Ahh, salaklık parayla değil ki… Yalvara yakara bana derdini anlatmaya çalışan Ulaş’a kulaklarımı tıkayıp kapının yanındaki saksıyı işaret ediyorum. Kanlı kamayı, lekeleri, toprak kabartısını ve bahçede ne aradığımı sıralayınca işler kontrolden çıkıyor. Bahçe kapısının önündeki ışık öyle zayıf ki gölge oyununa benzer kıpırtıların içinde keseri kapıp üzerime saldırınca hiç duraksamadan basıyorum tetiğe.

Bum! Ulaş’ı iki kaşının arasından tek kurşunla vuruyor ve koro çalışmasını hepten sonlandırıyorum. Komşular pencerelere üşüşüp yaygara kopartırlarken telefonum bir kez daha zırıldıyor. Gürbüz âmirim beni yine arıyor. “Neredesin Anırcan?” diye soruyor telefonu açar açmaz.

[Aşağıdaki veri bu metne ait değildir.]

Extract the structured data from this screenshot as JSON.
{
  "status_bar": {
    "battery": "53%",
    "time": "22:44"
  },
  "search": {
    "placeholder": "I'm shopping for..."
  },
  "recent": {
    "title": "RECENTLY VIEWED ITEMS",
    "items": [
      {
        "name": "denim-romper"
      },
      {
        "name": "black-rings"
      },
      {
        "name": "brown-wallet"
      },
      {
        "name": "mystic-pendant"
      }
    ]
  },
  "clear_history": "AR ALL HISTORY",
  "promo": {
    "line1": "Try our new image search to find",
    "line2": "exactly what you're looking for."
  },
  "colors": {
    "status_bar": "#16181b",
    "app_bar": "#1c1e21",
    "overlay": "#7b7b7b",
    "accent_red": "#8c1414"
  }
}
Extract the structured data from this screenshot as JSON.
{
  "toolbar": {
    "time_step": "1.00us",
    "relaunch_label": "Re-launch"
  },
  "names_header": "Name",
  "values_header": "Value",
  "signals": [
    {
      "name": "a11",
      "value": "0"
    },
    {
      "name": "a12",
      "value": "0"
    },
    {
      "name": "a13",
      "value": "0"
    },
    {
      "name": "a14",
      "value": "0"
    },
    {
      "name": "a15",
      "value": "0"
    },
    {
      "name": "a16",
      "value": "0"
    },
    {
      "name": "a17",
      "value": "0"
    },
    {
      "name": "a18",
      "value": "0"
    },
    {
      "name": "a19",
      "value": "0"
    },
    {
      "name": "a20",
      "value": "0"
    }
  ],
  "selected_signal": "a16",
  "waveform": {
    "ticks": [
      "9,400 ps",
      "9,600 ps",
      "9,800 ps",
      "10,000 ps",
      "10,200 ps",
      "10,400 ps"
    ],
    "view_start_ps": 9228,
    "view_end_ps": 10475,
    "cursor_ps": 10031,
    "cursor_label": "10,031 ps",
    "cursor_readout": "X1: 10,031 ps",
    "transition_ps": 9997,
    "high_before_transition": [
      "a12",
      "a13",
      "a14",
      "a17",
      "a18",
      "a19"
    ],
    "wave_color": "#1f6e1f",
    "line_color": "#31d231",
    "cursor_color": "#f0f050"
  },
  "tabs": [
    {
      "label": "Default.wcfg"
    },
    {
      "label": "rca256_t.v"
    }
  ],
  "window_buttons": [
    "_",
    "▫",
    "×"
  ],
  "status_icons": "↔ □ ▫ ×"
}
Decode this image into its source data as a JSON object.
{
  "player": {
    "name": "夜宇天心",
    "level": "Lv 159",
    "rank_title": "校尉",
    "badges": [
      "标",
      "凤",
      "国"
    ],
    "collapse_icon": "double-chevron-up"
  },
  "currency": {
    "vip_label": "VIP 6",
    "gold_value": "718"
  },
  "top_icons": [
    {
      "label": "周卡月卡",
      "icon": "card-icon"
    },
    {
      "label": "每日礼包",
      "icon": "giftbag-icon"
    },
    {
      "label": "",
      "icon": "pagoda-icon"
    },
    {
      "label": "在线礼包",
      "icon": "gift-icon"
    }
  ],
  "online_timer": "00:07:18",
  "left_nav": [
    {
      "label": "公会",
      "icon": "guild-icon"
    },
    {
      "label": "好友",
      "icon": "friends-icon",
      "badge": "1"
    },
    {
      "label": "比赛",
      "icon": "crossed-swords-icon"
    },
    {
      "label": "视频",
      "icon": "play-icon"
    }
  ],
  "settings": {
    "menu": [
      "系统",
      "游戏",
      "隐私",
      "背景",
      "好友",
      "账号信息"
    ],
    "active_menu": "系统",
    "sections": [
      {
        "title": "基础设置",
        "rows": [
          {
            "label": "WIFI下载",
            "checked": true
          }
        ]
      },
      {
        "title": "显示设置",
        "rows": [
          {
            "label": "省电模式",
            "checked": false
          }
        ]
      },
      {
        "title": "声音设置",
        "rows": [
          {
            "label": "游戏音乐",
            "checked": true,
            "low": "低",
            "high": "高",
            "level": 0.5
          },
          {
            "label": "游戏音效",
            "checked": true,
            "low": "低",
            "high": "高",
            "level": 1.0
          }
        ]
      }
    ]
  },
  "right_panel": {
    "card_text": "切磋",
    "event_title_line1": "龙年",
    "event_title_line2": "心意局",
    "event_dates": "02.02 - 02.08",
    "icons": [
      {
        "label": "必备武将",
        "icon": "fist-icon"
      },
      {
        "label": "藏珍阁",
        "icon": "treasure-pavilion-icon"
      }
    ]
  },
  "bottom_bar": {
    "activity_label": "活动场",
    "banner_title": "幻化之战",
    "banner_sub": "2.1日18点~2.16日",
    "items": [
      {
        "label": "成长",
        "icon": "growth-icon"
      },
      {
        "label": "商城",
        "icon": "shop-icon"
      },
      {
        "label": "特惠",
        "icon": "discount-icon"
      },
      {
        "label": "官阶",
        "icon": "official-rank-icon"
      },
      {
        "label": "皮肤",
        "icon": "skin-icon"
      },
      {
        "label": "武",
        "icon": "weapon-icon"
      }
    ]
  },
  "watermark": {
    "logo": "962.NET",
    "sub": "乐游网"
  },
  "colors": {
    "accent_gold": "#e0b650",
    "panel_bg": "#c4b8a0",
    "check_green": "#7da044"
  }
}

“Yoldayım, geliyorum âmirim.”

“Gelmene gerek kalmadı. Aylin Demir’i bulduk. Havaalanında birisi görmüş, ihbar etmiş onu. Sağ salim getirdik, içeride ifade veriyor.”

Hıçkırıklarımı yutup sessizce ağlamaya başlıyorum. “Nasıl yani?”

“Londra’da sevgilisiyle buluşmuşlar. Bir kadınla evlenmiş, bu işler yasalmış orada. Fesuphanallah…”

“Anlamadım âmirim?”

Gürbüz Komiser gülüyor halime. “Oğlum, anlamanı beklemiyorum zaten” diyor. “Bunların işine akıl sır ermez. ‘Balayında bizi kimse rahatsız etmesin’ diyerekten bir otele kapanmışlar işte…”

Ayakta duramayıp alnındaki kara delikle verandada kanlar içinde yatan garibanın yanındaki tabureye çöküyorum. Telefonu kapatırken zangırdayan ellerimden kayıp yere düşüyor cihaz. Ulaş can çekişiyor, bana bir şeyler söylemeye çalışıyor sanki. Gözleri kocaman açılmış, sağ elinde katlanıp rulo yapılmış bir dedikodu gazetesine yapışmış. Nabzı tamamen durunca eğilip elinden alıyorum. İlk sayfasındaki haberin başlığını yarım yamalak okuyorum:

“Kayıp Avukat’ın izine Londra’da rastlandı” yazıyor.